Missing from his analogy were the caveats that random strangers don’t involuntarily live under the same roof, fixing one person’s leaky roof does not increase the quality of life for someone without a leaky roof, and the government is not a mortgage holder empowered to make these decisions for residents.  But give him points for creativity, I guess.

List time again—this one involving how the administration was going to pay for the health care overhaul:

L3, P1: We will get rid of excess, waste, and overload (see L2, P3).

L3, P2: We will increase taxes.

Finally!  Obama arrived in the same ballpark as Doris’s question.

Obama then noted that Doris pays Medicare taxes but Warren Buffet doesn’t—ignoring the fact that Warren Buffet doesn’t want or need Medicare.  (Doris might not either, but let’s assume for the moment that she does.)

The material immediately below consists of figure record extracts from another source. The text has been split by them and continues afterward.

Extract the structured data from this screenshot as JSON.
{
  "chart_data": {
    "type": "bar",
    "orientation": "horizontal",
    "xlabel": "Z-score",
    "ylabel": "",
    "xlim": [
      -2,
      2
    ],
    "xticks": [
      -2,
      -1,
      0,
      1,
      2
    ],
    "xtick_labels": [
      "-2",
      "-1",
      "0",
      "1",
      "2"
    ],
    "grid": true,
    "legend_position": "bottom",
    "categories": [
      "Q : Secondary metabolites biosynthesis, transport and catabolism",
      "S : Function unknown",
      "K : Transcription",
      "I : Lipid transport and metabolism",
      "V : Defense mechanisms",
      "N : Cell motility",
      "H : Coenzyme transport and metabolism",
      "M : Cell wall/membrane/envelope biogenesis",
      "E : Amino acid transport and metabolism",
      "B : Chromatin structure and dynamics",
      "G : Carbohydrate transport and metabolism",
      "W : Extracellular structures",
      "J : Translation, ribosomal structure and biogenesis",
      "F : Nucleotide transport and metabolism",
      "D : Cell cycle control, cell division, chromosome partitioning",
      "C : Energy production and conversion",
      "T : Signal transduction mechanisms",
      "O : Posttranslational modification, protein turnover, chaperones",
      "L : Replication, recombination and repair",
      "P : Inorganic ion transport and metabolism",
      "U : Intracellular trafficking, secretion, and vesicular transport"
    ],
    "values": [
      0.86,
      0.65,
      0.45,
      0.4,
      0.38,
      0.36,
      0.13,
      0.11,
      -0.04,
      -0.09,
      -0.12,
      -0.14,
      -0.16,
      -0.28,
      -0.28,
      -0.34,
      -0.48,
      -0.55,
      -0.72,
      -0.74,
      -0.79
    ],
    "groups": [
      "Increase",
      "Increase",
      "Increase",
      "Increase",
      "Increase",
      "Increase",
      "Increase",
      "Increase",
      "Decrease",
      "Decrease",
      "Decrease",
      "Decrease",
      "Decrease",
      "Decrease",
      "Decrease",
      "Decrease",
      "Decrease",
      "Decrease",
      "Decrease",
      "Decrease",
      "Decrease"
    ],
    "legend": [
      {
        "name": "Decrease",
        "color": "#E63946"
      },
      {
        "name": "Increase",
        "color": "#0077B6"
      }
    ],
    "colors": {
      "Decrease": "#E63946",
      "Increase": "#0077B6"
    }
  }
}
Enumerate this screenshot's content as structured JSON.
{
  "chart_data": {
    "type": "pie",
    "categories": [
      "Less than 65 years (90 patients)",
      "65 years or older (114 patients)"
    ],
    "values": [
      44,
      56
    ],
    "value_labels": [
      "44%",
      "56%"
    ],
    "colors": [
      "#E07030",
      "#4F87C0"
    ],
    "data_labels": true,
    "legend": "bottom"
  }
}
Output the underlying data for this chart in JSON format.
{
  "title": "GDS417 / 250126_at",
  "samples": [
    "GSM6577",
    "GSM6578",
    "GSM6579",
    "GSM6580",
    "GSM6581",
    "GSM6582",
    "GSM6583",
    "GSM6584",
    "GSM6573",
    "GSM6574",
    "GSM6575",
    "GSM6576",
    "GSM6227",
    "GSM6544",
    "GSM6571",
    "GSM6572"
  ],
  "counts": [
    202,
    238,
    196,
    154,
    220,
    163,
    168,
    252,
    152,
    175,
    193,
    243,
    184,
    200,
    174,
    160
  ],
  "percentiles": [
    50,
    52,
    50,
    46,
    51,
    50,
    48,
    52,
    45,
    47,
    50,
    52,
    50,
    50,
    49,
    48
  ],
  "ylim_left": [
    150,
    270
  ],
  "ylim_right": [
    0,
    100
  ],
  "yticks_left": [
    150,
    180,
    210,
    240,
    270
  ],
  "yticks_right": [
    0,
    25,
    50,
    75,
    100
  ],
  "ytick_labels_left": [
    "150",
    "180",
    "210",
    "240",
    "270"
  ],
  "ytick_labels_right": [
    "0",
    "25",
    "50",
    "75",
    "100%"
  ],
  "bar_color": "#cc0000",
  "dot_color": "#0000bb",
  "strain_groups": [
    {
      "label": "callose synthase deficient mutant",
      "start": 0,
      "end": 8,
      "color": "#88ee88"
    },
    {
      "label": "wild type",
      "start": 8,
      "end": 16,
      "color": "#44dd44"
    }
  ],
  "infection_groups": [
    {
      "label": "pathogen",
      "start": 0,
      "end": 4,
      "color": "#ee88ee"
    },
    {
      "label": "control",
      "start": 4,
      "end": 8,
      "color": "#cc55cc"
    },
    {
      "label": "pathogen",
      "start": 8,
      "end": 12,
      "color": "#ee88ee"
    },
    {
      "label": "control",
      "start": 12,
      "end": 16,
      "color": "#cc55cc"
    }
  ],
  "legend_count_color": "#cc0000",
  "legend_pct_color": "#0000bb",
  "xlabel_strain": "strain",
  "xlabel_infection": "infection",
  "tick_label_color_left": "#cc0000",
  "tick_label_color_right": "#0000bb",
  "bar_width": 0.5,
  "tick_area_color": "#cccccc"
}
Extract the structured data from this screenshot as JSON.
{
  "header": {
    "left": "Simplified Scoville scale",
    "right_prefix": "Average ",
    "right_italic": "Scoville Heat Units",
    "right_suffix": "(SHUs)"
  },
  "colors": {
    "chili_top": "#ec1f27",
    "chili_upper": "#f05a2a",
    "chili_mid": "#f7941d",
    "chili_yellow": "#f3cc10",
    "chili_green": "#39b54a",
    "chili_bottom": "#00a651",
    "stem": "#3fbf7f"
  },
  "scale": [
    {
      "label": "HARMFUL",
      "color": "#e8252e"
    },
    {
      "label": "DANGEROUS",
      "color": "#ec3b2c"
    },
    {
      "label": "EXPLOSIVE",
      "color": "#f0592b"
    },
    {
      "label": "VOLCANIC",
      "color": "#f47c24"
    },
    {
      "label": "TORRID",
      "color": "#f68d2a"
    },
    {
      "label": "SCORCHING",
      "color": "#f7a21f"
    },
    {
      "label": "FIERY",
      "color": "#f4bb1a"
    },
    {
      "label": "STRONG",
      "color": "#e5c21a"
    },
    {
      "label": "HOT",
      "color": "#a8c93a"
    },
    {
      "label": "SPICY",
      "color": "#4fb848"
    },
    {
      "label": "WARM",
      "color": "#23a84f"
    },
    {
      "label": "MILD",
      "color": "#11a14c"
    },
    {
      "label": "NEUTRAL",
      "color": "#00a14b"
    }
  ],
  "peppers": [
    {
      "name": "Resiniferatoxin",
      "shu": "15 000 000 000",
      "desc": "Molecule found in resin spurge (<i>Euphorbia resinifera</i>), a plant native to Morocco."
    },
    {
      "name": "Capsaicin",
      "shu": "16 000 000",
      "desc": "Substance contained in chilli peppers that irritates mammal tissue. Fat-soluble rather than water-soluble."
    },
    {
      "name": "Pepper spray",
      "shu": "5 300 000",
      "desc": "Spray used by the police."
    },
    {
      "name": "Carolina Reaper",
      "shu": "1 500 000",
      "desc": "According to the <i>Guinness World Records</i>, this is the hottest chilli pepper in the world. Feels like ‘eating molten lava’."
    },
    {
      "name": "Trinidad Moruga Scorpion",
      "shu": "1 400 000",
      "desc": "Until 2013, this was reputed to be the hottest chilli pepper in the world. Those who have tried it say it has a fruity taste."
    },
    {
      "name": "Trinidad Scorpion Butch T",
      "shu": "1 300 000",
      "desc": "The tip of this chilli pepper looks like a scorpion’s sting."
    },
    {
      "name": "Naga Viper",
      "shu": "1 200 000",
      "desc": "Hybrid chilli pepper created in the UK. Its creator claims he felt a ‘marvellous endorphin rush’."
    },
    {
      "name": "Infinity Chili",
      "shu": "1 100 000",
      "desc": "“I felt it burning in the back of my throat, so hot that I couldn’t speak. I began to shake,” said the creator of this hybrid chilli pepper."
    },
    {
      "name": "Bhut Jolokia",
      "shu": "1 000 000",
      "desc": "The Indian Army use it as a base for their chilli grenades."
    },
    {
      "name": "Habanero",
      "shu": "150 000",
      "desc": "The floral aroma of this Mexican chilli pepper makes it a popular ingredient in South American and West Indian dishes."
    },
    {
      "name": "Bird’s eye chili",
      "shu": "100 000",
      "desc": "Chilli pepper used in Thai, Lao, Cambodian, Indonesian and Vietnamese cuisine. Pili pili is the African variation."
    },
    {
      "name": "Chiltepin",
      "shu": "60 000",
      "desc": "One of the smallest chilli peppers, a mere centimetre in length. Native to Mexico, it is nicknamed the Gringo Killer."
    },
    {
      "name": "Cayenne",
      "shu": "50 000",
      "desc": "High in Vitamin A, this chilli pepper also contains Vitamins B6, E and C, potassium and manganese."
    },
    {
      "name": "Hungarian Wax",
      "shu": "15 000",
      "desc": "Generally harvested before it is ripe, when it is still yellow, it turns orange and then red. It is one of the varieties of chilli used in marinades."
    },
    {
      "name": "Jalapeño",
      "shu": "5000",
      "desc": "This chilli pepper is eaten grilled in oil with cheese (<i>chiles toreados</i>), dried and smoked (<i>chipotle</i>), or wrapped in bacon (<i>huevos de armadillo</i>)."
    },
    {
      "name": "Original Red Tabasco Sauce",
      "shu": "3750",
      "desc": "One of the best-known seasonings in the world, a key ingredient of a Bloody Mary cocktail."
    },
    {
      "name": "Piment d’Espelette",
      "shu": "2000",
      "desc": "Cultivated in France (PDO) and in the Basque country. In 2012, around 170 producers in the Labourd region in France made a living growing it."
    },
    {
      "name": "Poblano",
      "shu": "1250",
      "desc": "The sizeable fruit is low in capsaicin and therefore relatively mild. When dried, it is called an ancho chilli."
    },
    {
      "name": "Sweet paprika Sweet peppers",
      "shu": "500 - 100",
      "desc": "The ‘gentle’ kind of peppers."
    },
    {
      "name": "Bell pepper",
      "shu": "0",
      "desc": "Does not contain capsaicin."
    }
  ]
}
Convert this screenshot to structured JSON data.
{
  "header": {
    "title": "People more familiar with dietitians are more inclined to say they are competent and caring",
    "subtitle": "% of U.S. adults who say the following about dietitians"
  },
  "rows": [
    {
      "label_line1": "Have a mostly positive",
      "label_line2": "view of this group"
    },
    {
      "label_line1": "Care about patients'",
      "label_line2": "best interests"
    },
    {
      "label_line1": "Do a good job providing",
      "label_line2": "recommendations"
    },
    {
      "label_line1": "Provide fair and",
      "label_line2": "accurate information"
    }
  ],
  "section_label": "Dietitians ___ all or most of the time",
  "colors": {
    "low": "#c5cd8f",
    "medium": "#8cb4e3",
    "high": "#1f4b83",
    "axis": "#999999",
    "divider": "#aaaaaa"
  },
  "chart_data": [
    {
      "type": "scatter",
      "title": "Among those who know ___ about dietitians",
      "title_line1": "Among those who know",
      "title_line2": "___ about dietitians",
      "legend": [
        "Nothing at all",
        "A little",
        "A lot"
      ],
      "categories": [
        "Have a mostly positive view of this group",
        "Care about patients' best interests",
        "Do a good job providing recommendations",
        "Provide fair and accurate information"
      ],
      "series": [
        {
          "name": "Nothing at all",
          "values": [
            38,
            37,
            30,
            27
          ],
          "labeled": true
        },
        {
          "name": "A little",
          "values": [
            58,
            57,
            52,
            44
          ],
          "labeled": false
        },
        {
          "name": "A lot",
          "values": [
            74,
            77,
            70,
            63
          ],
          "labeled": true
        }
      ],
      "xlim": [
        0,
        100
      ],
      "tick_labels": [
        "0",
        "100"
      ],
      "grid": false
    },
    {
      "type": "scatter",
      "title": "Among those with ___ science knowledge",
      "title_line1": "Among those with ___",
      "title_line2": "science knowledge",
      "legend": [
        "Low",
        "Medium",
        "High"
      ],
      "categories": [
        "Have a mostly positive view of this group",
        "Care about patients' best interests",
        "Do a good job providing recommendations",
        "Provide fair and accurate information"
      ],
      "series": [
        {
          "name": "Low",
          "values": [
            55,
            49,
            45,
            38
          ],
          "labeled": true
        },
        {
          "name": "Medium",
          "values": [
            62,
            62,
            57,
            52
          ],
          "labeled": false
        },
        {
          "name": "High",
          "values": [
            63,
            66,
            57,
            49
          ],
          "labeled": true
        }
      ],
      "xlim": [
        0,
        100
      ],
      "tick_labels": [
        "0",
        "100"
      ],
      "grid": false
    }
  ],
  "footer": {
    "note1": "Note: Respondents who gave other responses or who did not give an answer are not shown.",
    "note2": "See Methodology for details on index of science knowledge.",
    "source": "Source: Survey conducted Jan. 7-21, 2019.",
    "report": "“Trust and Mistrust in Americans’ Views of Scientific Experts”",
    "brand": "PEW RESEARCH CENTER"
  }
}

The President proposed that we tax, for the sake of fairness, individuals making over $200,000 or couples making over $250,000 a year—you know, Warren Buffet, basically—an exorbitant amount for services they probably don’t want or need.

He did not address the tax—sorry, “fine”—to be levied on citizens who do not comply with the individual mandate to purchase government-approved health insurance, which is presumably what Doris was alluding to in her question.

Obama closed with a litany of campaign-style talking points: he mentioned for the 1.3 trillionth time that he had inherited a $1.3 trillion deficit; condemned the cost of the prescription drug plan and Medicare Part D; bashed the Iraq war and the Bush tax cuts; bemoaned mounting credit card and home loan debt; cited the stimulus bill and something called FMAP; referenced PAYGO and earmarks and… ugh, I can’t take it anymore.

One wonders what Doris did to deserve the karmic retribution of such a longwinded, tortuous answer, or why Obama decided to inflict it upon her.  Perhaps he was using an innocent victim to try to compensate for twelve months of failing to take a leadership role in pushing his bill through Congress or allay constituents’ concerns about its costs.

If Obama is still going around giving a 17-minute apologia for a fundamental point of the bill he claims Americans are clamoring for but just don’t realize yet, he’s going to have an awfully hard time changing anyone’s mind on his whirlwind national health care snake oil tour.